Tânia Carvalho : Système d'équations
Scène

Tânia Carvalho : Système d’équations

Issue de la nouvelle vague de la danse portugaise, Tânia Carvalho fusionne la danse et la musique de très intéressante manière dans From me I can’t escape, have patience!, un spectacle présenté à l’occasion du Festival TransAmériques.

Depuis son tout premier solo, qu’elle dansait en silence sur un rythme bien défini, Tânia Carvalho cherche à resserrer le lien entre la danse et la musique. Son rêve: arriver à ce que les gens apprécient ses chorégraphies sans se poser de questions, comme ils le font en écoutant de la musique. Le moyen de s’en approcher: donner une portée émotive à ses mouvements pour faire de ses oeuvres un parcours à travers une suite d’émotions. D’où leur très forte dimension expressionniste. "Ça n’empêche pas les gens de s’interroger!" reconnaît la chorégraphe en riant.

Dans la poursuite de ses ambitions, elle se frotte assez tôt au piano et à la composition pour percer les secrets de la création musicale, et finit par penser la danse comme du son. "J’ai appris que le mouvement et le son étaient totalement opposés, confie la créatrice membre du collectif Bomba Suicida. En musique, tout est très mathématique et le résultat est très émotionnel. En danse, la création est très émotionnelle et le résultat est une énigme qu’on interroge sans cesse." La solution pourrait-elle être alors de rendre la création chorégraphique plus mathématique?

"Je ne fais pas d’équations quand je crée, mais j’essaie de tracer des sortes d’images sur le sol avec les déplacements des danseurs et je joue sur les variations de vitesse de leurs mouvements pour créer le type d’évolution rythmique qu’on peut trouver dans la musique", explique-t-elle. Dans la pièce qui marque sa première incursion en territoire canadien, les quatre interprètes (Marlène Freitas, Luis Guerra, Maria João Rodrigues et Ricardo Vidal) occupent une position de départ qui inscrit les angles d’un carré sur le sol. Placée côté jardin, la chorégraphe, totalement engagée dans son rôle de pianiste, semble les diriger.

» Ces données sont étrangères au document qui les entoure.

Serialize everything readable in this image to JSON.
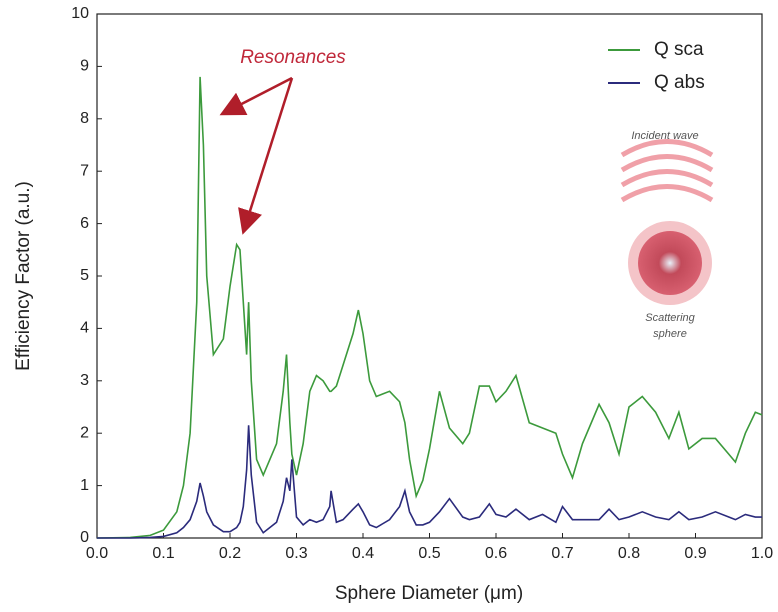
{
  "chart_data": {
    "type": "line",
    "xlabel": "Sphere Diameter (μm)",
    "ylabel": "Efficiency Factor (a.u.)",
    "annotations": [
      "Resonances",
      "Incident wave",
      "Scattering",
      "sphere"
    ],
    "x": [
      0.0,
      0.05,
      0.08,
      0.1,
      0.12,
      0.13,
      0.14,
      0.15,
      0.155,
      0.16,
      0.165,
      0.175,
      0.19,
      0.2,
      0.21,
      0.215,
      0.22,
      0.225,
      0.228,
      0.232,
      0.24,
      0.25,
      0.27,
      0.28,
      0.285,
      0.29,
      0.293,
      0.3,
      0.31,
      0.32,
      0.33,
      0.34,
      0.35,
      0.352,
      0.36,
      0.37,
      0.385,
      0.393,
      0.4,
      0.41,
      0.42,
      0.44,
      0.455,
      0.463,
      0.47,
      0.48,
      0.49,
      0.5,
      0.515,
      0.53,
      0.55,
      0.56,
      0.575,
      0.59,
      0.6,
      0.615,
      0.63,
      0.65,
      0.67,
      0.69,
      0.7,
      0.715,
      0.73,
      0.755,
      0.77,
      0.785,
      0.8,
      0.82,
      0.84,
      0.86,
      0.875,
      0.89,
      0.91,
      0.93,
      0.95,
      0.96,
      0.975,
      0.99,
      1.0
    ],
    "series": [
      {
        "name": "Q sca",
        "color": "#3c9a3c",
        "values": [
          0,
          0.01,
          0.05,
          0.15,
          0.5,
          1.0,
          2.0,
          4.5,
          8.8,
          7.5,
          5.0,
          3.5,
          3.8,
          4.8,
          5.6,
          5.5,
          4.5,
          3.5,
          4.5,
          3.0,
          1.5,
          1.2,
          1.8,
          2.8,
          3.5,
          2.2,
          1.6,
          1.2,
          1.8,
          2.8,
          3.1,
          3.0,
          2.8,
          2.8,
          2.9,
          3.3,
          3.9,
          4.35,
          3.9,
          3.0,
          2.7,
          2.8,
          2.6,
          2.2,
          1.5,
          0.8,
          1.1,
          1.7,
          2.8,
          2.1,
          1.8,
          2.0,
          2.9,
          2.9,
          2.6,
          2.8,
          3.1,
          2.2,
          2.1,
          2.0,
          1.6,
          1.15,
          1.8,
          2.55,
          2.2,
          1.6,
          2.5,
          2.7,
          2.4,
          1.9,
          2.4,
          1.7,
          1.9,
          1.9,
          1.6,
          1.45,
          2.0,
          2.4,
          2.35
        ]
      },
      {
        "name": "Q abs",
        "color": "#2b2b7c",
        "values": [
          0,
          0,
          0.01,
          0.03,
          0.1,
          0.2,
          0.35,
          0.7,
          1.05,
          0.8,
          0.5,
          0.25,
          0.12,
          0.12,
          0.2,
          0.3,
          0.6,
          1.3,
          2.15,
          1.2,
          0.3,
          0.1,
          0.3,
          0.7,
          1.15,
          0.9,
          1.5,
          0.4,
          0.25,
          0.35,
          0.3,
          0.35,
          0.6,
          0.9,
          0.3,
          0.35,
          0.55,
          0.65,
          0.5,
          0.25,
          0.2,
          0.35,
          0.6,
          0.9,
          0.5,
          0.25,
          0.25,
          0.3,
          0.5,
          0.75,
          0.4,
          0.35,
          0.4,
          0.65,
          0.45,
          0.4,
          0.55,
          0.35,
          0.45,
          0.3,
          0.6,
          0.35,
          0.35,
          0.35,
          0.55,
          0.35,
          0.4,
          0.5,
          0.4,
          0.35,
          0.5,
          0.35,
          0.4,
          0.5,
          0.4,
          0.35,
          0.45,
          0.4,
          0.4
        ]
      }
    ],
    "xlim": [
      0,
      1
    ],
    "xticks": [
      {
        "value": 0,
        "label": "0.0"
      },
      0.1,
      0.2,
      0.3,
      0.4,
      0.5,
      0.6,
      0.7,
      0.8,
      0.9,
      {
        "value": 1,
        "label": "1.0"
      }
    ],
    "ylim": [
      0,
      10
    ],
    "yticks": [
      0,
      1,
      2,
      3,
      4,
      5,
      6,
      7,
      8,
      9,
      10
    ],
    "grid": false,
    "legend": "upper right"
  }
}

"Les danseurs sont comme des marionnettes manipulées par le son, explique celle qui est aussi chanteuse et actrice. D’abord, elles montrent ce qu’elles savent faire, exécutent leur propre partition, puis elles changent de place pour essayer d’imiter quelqu’un d’autre et en éprouvent de la confusion. Il se produit alors une espèce d’explosion, elles deviennent un peu folles, puis reviennent à leur point de départ pour reprendre leurs propres mouvements. Ça se passe trois fois de suite, et à la fin, elles se résignent à accepter qu’elles ne peuvent échapper à ce qu’elles sont." D’où le titre From me I can’t escape, have patience!, inspiré d’un poème d’une compatriote.

L’on jurerait que la musique commande le mouvement, mais la grande surprise est que ce dernier a été en amont et que Carvalho a construit la partition musicale sur la chorégraphie à partir d’improvisations au piano et de morceaux connus sélectionnés pour leur concordance particulière. "Je commence toujours par improviser en solo dans le silence, indique la Lisboète de 35 ans. J’étudie les mouvements que je crée et je les transmets ensuite aux danseurs en studio en donnant des directives précises sur l’expressivité et le rendu que je souhaite obtenir." Cette fois, elle les a renvoyés au jeu d’acteur du Metropolis de Fritz Lang.

Une oeuvre intrigante et singulière qui ouvre de nouveaux horizons dans notre paysage chorégraphique.